Amelie bückte sich und betrachtete den Zehennagel. Er sah nicht besonders schlimm aus, aber die empfindliche Haut darunter lag bloß und musste verbunden werden. Als sie sich wieder aufrichtete, wurde ihr bewusst, dass sie nahe der Straße waren, die am Fluss entlangführte. Kurze Zeit später waren sie zu einer Touristenattraktion geworden. Die Männer riefen ihnen hinterher, wenn sie auf Fahrrädern, Pferdekarren oder in ihren Autos vorbeikamen. Sie waren von einem Sammelsurium aus Stimmen und Aufmerksamkeit umgeben.
Noch nass und mit tropfenden Badeanzügen machten sie sich auf den Weg. Da sie barfuß waren, mussten sie darauf achten, wohin sie ihre Füße setzten. Sie hatten beide kaum Hornhaut unter den Füßen und wenn sie mit ihren Fußsohlen auf einen scharfen Stein traten, durchzuckte es sie jedesmal schmerzhaft. Leute blieben stehen und beobachteten sie, als sie vorbei gingen, ein paar Jungen pfiffen anzüglich.

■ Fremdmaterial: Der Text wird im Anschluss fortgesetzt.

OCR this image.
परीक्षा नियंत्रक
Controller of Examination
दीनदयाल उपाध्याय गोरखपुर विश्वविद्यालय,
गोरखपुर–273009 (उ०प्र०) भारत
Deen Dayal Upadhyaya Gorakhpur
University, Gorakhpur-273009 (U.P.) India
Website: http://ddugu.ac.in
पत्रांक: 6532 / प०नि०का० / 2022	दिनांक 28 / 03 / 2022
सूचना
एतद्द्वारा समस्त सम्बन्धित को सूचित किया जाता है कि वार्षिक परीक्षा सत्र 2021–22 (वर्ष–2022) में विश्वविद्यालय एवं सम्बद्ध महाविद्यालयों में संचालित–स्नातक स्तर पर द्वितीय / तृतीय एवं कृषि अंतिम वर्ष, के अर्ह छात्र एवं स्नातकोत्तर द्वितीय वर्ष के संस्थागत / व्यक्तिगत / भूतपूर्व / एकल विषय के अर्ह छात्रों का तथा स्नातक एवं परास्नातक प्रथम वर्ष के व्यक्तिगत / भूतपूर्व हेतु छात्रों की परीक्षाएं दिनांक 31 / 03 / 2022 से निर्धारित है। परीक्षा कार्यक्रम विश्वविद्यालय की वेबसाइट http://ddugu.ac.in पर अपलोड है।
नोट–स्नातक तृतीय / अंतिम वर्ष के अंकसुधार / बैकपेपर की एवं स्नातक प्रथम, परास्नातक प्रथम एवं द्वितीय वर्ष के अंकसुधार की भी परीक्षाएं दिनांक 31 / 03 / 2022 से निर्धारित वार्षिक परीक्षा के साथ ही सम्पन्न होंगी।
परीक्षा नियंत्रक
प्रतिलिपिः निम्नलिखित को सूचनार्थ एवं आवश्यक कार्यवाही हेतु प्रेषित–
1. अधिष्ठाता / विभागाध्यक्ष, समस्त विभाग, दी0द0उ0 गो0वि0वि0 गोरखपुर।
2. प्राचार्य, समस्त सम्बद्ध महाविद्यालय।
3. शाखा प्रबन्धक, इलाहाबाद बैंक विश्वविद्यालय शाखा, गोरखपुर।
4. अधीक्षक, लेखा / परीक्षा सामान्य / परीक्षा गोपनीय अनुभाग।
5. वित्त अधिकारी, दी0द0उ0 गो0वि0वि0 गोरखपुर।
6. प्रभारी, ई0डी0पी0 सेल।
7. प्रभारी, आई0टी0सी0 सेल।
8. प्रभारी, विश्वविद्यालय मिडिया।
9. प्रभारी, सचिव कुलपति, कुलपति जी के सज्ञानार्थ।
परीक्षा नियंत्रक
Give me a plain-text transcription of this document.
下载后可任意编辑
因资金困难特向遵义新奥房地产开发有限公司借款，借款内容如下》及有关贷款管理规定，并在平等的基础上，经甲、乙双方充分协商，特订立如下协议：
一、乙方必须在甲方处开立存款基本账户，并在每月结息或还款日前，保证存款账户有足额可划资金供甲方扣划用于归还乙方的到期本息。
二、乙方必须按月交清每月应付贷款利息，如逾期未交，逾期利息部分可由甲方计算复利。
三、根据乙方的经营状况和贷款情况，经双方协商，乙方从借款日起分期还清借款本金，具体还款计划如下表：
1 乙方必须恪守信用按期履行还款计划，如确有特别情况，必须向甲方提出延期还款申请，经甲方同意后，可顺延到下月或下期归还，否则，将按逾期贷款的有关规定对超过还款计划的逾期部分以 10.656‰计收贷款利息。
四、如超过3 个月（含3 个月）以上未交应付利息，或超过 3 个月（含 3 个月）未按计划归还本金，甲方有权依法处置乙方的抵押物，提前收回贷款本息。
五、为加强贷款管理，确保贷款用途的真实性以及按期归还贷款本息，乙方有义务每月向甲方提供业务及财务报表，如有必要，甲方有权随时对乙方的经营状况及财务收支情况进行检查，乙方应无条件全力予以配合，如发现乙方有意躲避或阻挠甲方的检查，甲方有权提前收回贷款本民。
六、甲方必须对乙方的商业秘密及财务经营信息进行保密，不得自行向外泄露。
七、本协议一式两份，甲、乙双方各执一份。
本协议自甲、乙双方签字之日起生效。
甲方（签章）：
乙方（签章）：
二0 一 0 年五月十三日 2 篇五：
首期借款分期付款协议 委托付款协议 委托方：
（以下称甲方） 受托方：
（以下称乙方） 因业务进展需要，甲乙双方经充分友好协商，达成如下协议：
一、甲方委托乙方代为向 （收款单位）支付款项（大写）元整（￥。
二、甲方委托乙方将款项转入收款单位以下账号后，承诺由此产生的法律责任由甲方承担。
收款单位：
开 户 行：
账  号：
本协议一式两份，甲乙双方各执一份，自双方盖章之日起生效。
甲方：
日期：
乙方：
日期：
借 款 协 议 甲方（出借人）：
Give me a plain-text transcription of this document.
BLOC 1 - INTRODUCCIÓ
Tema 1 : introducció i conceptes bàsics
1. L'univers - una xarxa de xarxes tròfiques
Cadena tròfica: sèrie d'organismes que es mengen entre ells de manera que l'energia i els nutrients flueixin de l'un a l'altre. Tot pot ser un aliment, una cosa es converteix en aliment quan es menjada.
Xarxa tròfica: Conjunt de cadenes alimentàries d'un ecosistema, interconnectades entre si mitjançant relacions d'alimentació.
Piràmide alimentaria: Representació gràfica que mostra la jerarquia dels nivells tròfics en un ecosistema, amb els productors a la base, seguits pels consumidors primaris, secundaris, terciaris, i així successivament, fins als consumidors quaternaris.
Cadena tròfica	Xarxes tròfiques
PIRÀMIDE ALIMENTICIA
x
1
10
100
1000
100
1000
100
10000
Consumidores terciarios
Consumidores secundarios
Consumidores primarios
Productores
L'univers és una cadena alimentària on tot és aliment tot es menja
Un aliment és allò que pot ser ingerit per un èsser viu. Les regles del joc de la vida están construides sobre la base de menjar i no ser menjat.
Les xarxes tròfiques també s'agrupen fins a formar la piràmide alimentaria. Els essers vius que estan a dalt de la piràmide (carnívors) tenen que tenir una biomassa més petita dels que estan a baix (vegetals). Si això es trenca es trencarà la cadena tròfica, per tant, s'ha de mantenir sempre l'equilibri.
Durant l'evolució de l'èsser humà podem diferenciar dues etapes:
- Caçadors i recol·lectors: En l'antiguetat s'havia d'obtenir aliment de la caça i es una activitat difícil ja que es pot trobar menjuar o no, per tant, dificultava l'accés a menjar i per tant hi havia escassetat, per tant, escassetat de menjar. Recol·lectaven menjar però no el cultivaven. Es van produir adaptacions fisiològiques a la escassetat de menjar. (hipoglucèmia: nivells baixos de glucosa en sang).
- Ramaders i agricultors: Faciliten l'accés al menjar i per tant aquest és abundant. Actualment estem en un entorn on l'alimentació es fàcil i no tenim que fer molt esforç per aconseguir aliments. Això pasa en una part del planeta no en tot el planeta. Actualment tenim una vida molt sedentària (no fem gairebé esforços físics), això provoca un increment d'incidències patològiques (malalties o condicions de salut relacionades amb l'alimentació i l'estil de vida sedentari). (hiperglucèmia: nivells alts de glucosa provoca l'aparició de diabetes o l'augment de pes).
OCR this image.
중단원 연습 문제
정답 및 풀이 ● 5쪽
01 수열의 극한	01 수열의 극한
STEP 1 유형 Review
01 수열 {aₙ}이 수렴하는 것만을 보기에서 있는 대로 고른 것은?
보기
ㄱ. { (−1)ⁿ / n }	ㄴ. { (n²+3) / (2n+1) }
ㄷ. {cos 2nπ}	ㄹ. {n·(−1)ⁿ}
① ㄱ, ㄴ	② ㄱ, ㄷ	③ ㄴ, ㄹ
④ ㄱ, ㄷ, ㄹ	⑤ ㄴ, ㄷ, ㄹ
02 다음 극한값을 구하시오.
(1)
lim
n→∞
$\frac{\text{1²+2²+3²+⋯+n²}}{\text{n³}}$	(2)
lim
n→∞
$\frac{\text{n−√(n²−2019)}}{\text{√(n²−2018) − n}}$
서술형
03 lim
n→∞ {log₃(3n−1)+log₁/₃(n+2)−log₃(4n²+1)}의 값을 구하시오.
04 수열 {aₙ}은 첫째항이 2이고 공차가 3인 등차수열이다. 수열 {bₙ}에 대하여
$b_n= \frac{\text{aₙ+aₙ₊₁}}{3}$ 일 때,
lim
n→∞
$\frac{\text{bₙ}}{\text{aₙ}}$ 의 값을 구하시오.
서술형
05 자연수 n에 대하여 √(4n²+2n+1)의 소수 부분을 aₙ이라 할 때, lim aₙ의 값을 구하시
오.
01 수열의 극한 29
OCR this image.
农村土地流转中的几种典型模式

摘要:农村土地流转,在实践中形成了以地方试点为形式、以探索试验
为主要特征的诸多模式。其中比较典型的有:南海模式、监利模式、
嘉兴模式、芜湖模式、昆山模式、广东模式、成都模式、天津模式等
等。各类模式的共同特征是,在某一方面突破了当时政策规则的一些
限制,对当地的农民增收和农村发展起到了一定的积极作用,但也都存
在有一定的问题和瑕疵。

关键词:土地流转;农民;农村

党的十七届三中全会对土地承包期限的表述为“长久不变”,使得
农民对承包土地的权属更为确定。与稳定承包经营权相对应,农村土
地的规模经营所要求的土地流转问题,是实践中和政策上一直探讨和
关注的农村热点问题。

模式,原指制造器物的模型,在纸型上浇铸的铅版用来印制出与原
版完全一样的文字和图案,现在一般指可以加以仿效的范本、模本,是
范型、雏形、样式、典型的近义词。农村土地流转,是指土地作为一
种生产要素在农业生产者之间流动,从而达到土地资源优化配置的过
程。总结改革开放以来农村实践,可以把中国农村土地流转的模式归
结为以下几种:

Amelie packte Madeleines Arm und sagte:
»Wir werden hoch erhobenen Hauptes gehen und uns nicht schämen. Wir haben das Recht, so gekleidet herumzulaufen, wie es uns passt.«
Madeleine nickte, hätte jedoch alles dafür gegeben, nach nur wenigen Tagen in Rom nicht in einem tropfenden Badeanzug und mit verletztem Fuß zur Touristenattraktion der Stadt zu werden.
Sie erkannten schon bald, dass der Rückweg zum Strand sehr weit war, und wegen Madeleines Fuß und dem unebenen Untergrund kamen sie nur langsam voran. Die Sonne brannte auf sie herab, sodass sie binnen kürzester Zeit zunächst trocken und anschließend verschwitzt waren. Beiden setzte die Sonne zu, vor allem im Nacken.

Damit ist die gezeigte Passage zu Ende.